|Schematic of the potential conversion routes for whole algae into biofuels. Source: Draft Algal Roadmap. Click to enlarge.|
The US Department of Energy (DOE) has issued a Request for Information (RFI) to solicit feedback on a Draft “National Algal Biofuels Technology Roadmap” Document prepared by a working group commissioned by DOE. The Algal Roadmap is intended to assist in the development of an Algae Platform within the Office of the Biomass Program at DOE. Feedback will be incorporated into the finalized draft report for public release.
The Algal Roadmap resulted from a two-day Algal Biofuels Technology Roadmap Workshop conducted by DOE 9-10 December 2008 at the University of Maryland. Chairs and Co-Chairs for each of the nine breakout sessions outlined chapters for the Draft based upon feedback from participants of the workshop.
|Schematic of the various conversion strategies of algal extracts into biofuels. Source: Draft Algal Roadmap. Click to enlarge.|
DOE is seeking comments from those members of the community and relevant stakeholders who did not participate in the Workshop; however, this does not preclude individuals who attended the workshop from providing input.
The Algal Roadmap. Microalgae offer “great promise” to contribute a significant portion of the renewable fuels target specified in the Renewable Fuels Standard. In the longer term, the roadmap notes, algal biofuels could provide sufficient fuel feedstock to meet the transportation fuels needs of the entire United States, while being completely compatible with the existing transportation fuel infrastructure (refining, distribution, and utilization).
However, despite their huge potential, the state of technology for producing algal biofuels is regarded by many in the field to be in its infancy.

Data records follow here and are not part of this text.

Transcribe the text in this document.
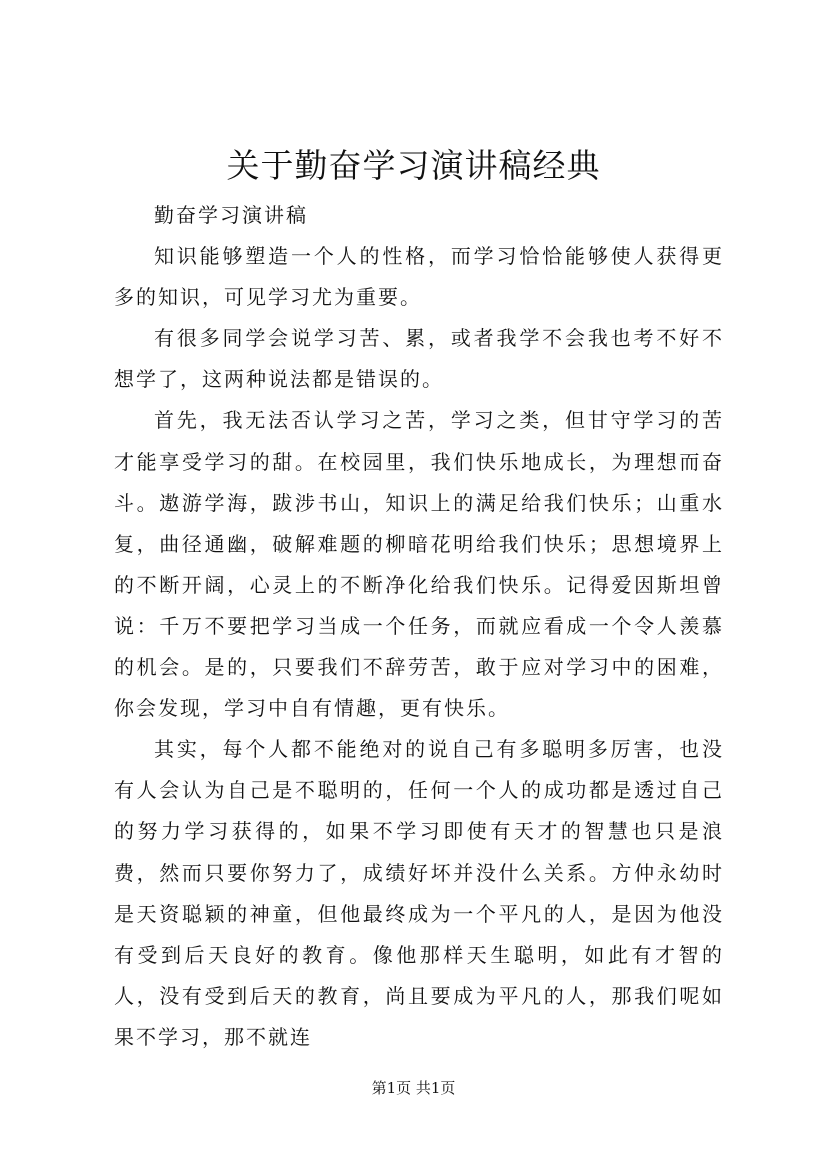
关于勤奋学习演讲稿经典

勤奋学习演讲稿

知识能够塑造一个人的性格，而学习恰恰能够使人获得更多的知识，可见学习尤为重要。

有很多同学会说学习苦、累，或者我学不会我也考不好不想学了，这两种说法都是错误的。

首先，我无法否认学习之苦，学习之类，但甘守学习的苦才能享受学习的甜。在校园里，我们快乐地成长，为理想而奋斗。遨游学海，跋涉书山，知识上的满足给我们快乐；山重水复，曲径通幽，破解难题的柳暗花明给我们快乐；思想境界上的不断开阔，心灵上的不断净化给我们快乐。记得爱因斯坦曾说：千万不要把学习当成一个任务，而就应看成一个令人羡慕的机会。是的，只要我们不辞劳苦，敢于应对学习中的困难，你会发现，学习中自有情趣，更有快乐。

其实，每个人都不能绝对的说自己有多聪明多厉害，也没有人会认为自己是不聪明的，任何一个人的成功都是透过自己的努力学习获得的，如果不学习即使有天才的智慧也只是浪费，然而只要你努力了，成绩好坏并没什么关系。方仲永幼时是天资聪颖的神童，但他最终成为一个平凡的人，是因为他没有受到后天良好的教育。像他那样天生聪明，如此有才智的人，没有受到后天的教育，尚且要成为平凡的人，那我们呢如果不学习，那不就连

第1页 共1页
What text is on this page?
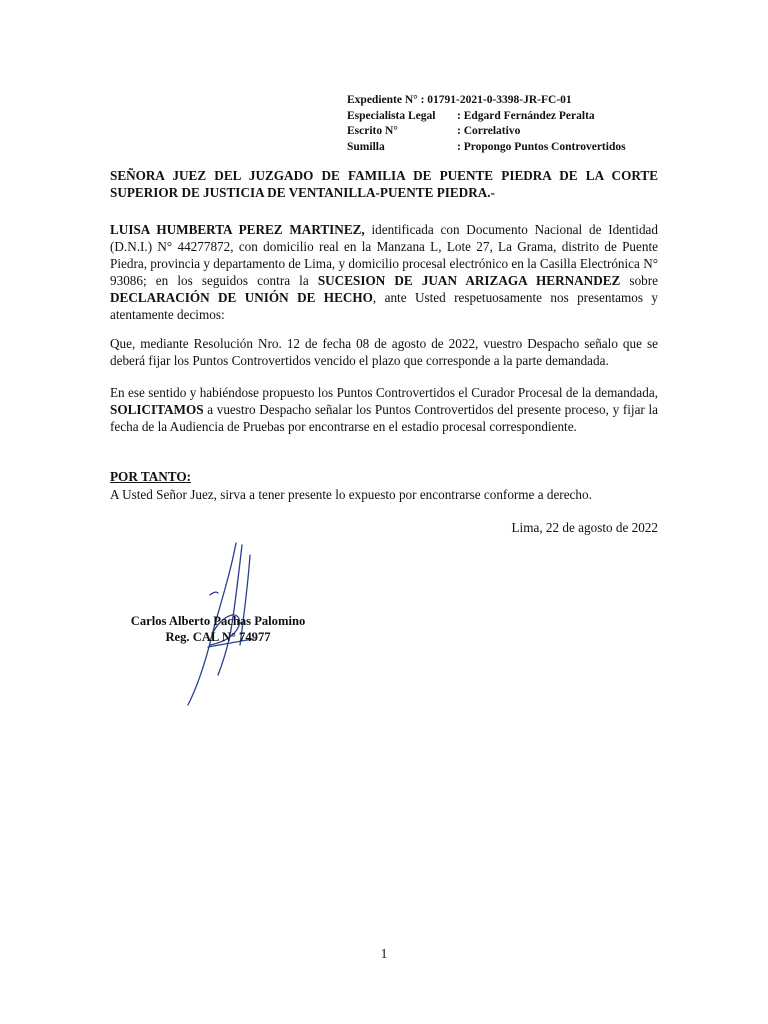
Expediente N° : 01791-2021-0-3398-JR-FC-01
Especialista Legal	: Edgard Fernández Peralta
Escrito N°	: Correlativo
Sumilla	: Propongo Puntos Controvertidos
SEÑORA JUEZ DEL JUZGADO DE FAMILIA DE PUENTE PIEDRA DE LA CORTE SUPERIOR DE JUSTICIA DE VENTANILLA-PUENTE PIEDRA.-
LUISA HUMBERTA PEREZ MARTINEZ, identificada con Documento Nacional de Identidad (D.N.I.) N° 44277872, con domicilio real en la Manzana L, Lote 27, La Grama, distrito de Puente Piedra, provincia y departamento de Lima, y domicilio procesal electrónico en la Casilla Electrónica N° 93086; en los seguidos contra la SUCESION DE JUAN ARIZAGA HERNANDEZ sobre DECLARACIÓN DE UNIÓN DE HECHO, ante Usted respetuosamente nos presentamos y atentamente decimos:
Que, mediante Resolución Nro. 12 de fecha 08 de agosto de 2022, vuestro Despacho señalo que se deberá fijar los Puntos Controvertidos vencido el plazo que corresponde a la parte demandada.
En ese sentido y habiéndose propuesto los Puntos Controvertidos el Curador Procesal de la demandada, SOLICITAMOS a vuestro Despacho señalar los Puntos Controvertidos del presente proceso, y fijar la fecha de la Audiencia de Pruebas por encontrarse en el estadio procesal correspondiente.
POR TANTO:
A Usted Señor Juez, sirva a tener presente lo expuesto por encontrarse conforme a derecho.
Lima, 22 de agosto de 2022
Carlos Alberto Pachas Palomino
Reg. CAL N° 74977
1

There is a general consensus that a considerable amount of research, development, and demonstration (RD&D) needs to be carried out to provide the fundamental understanding and scale-up technologies required before algal-based fuels can be produced sustainably and economically enough to be cost-competitive with petroleum-based fuels. For this reason, a major objective of the Workshop was to help define the activities that will be needed to resolve the challenges associated with commercial-scale algal biofuel production and lay the framework for an algal biofuels technology roadmap.—Algal Roadmap
The workshop and resulting roadmap address the various aspects that must be tackled in developing a viable algal biofuels industry:
The notion of using the lipids in microalgae as a source of energy first gained serious attention from the DOE during the oil embargo of the early 1970s, and resulted in the DOE Aquatic Species Program (ASP). Lasting from 1978 until 1996, the prpogram invested approximately $25 million. During the early years, the focus was on hydrogen production, but switched to focus on biodiesel in the early 1980s. A comprehensive overview of the project was published in 1998, and serves as a fundamental primer for the algal biofuels industry. Federal investment following the closing of the ASP program has been sporadic.

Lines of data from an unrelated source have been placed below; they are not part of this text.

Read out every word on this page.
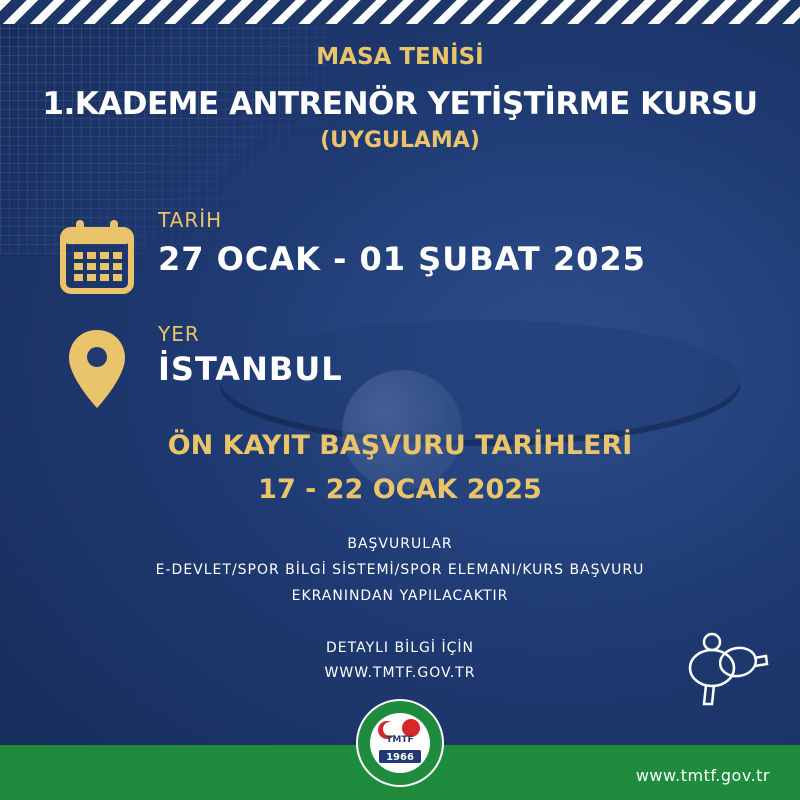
MASA TENİSİ

1.KADEME ANTRENÖR YETİŞTİRME KURSU

(UYGULAMA)

TARİH
27 OCAK - 01 ŞUBAT 2025
YER
İSTANBUL

ÖN KAYIT BAŞVURU TARİHLERİ

17 - 22 OCAK 2025

BAŞVURULAR

E-DEVLET/SPOR BİLGİ SİSTEMİ/SPOR ELEMANI/KURS BAŞVURU

EKRANINDAN YAPILACAKTIR

DETAYLI BİLGİ İÇİN

WWW.TMTF.GOV.TR

TMTF
1966
www.tmtf.gov.tr
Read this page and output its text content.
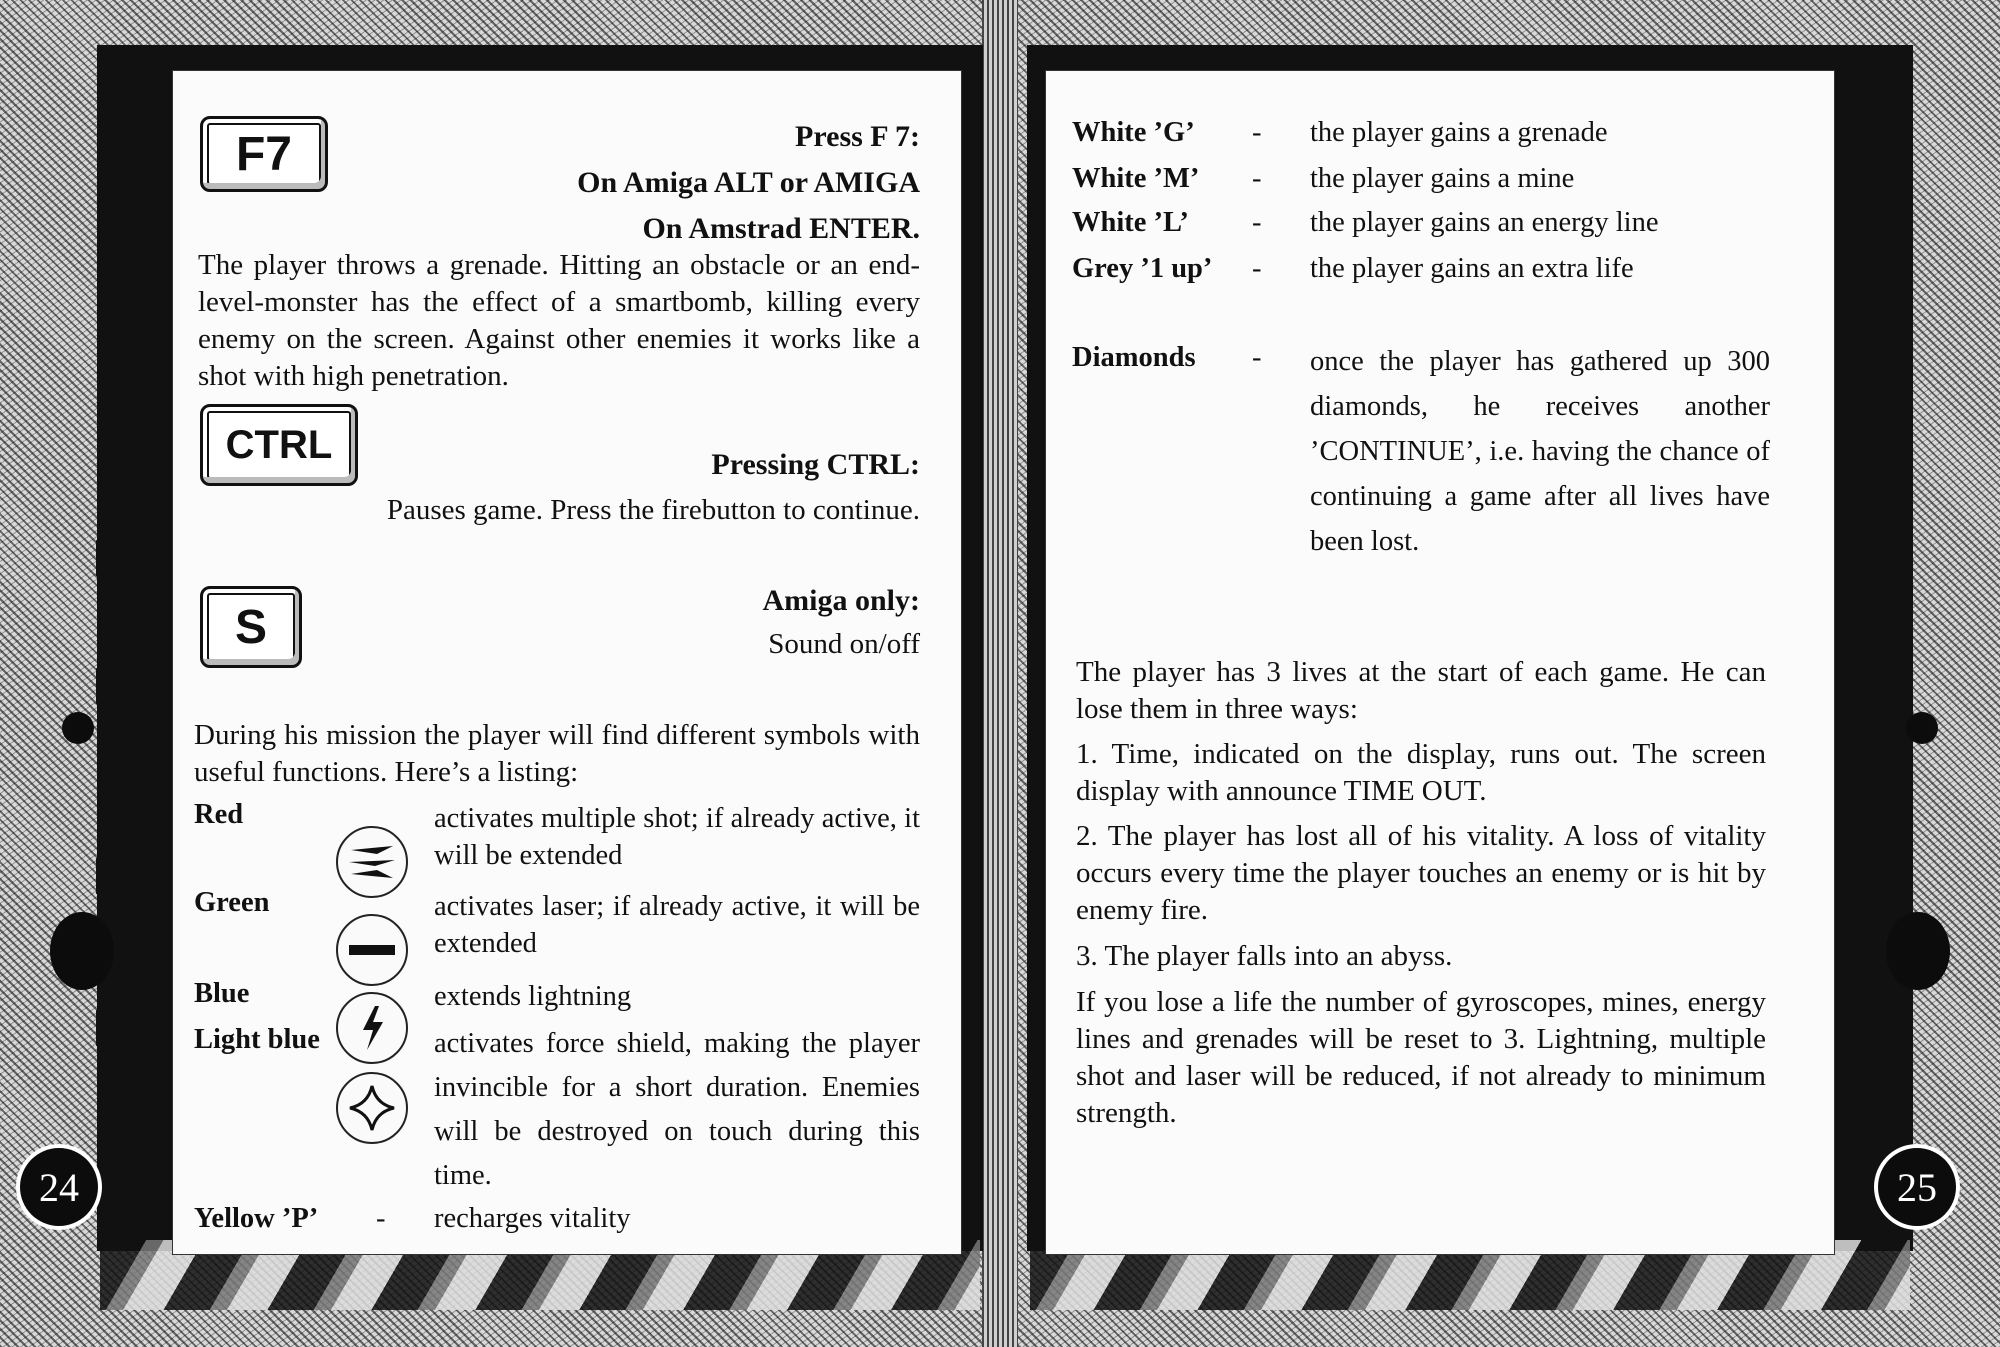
F7	Press F 7:
On Amiga ALT or AMIGA
On Amstrad ENTER.
The player throws a grenade. Hitting an obstacle or an end-level-monster has the effect of a smartbomb, killing every enemy on the screen. Against other enemies it works like a shot with high penetration.
CTRL	Pressing CTRL:
Pauses game. Press the firebutton to continue.
S	Amiga only:
Sound on/off
During his mission the player will find different symbols with useful functions. Here’s a listing:
Red	activates multiple shot; if already active, it will be extended
Green	activates laser; if already active, it will be extended
Blue	extends lightning
Light blue	activates force shield, making the player invincible for a short duration. Enemies will be destroyed on touch during this time.
Yellow ’P’ - recharges vitality
24
White ’G’ - the player gains a grenade
White ’M’ - the player gains a mine
White ’L’ - the player gains an energy line
Grey ’1 up’ - the player gains an extra life
Diamonds - once the player has gathered up 300 diamonds, he receives another ’CONTINUE’, i.e. having the chance of continuing a game after all lives have been lost.
The player has 3 lives at the start of each game. He can lose them in three ways:
1. Time, indicated on the display, runs out. The screen display with announce TIME OUT.
2. The player has lost all of his vitality. A loss of vitality occurs every time the player touches an enemy or is hit by enemy fire.
3. The player falls into an abyss.
If you lose a life the number of gyroscopes, mines, energy lines and grenades will be reset to 3. Lightning, multiple shot and laser will be reduced, if not already to minimum strength.
25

Now, however, the American Recovery and Renewal Act (ARRA) pased earlier this year includes $800 million for new research on bioduelsl, including funds for the Department of Energy Biomass Program to invest in the research, development, and deployment of commercial algal biofuel processes.
The current state of knowledge regarding the economics of producing algal biofuels are woefully inadequate to motivate targeted investment on a focused set of specific challenges. Furthermore, because no algal biofuels production beyond the research scale has ever occurred, detailed life cycle analysis (LCA) of algal biofuels production has not been possible. For this reason, investment in algal biofuels research and development is needed to identify and reduce risk.
This supports private investments aimed at producing algal biofuels at a commercial scale. In contrast, development of cellulosic biofuels benefits from direct agricultural and process engineering lineage to the long-standing agricultural enterprise of growing corn (a grass) for food (and recently, for conversion to starch ethanol). There is no parallel agricultural enterprise equivalent for cultivating algae at a similar scale. In short, the science of algae cultivation (algaculture), agronomy-for-algae, if you will, does not exist. It is thus clear that a significant basic science and applied engineering R&D effort including a rigorous techno-economic and LCA will be required to fully realize the vision and potential of algae.—Algal Roadmap
The RFI seeks input in a number of areas, focused on omissions, areas that might need further elaboration, or potential over-representation of certain barrier areas relative to others.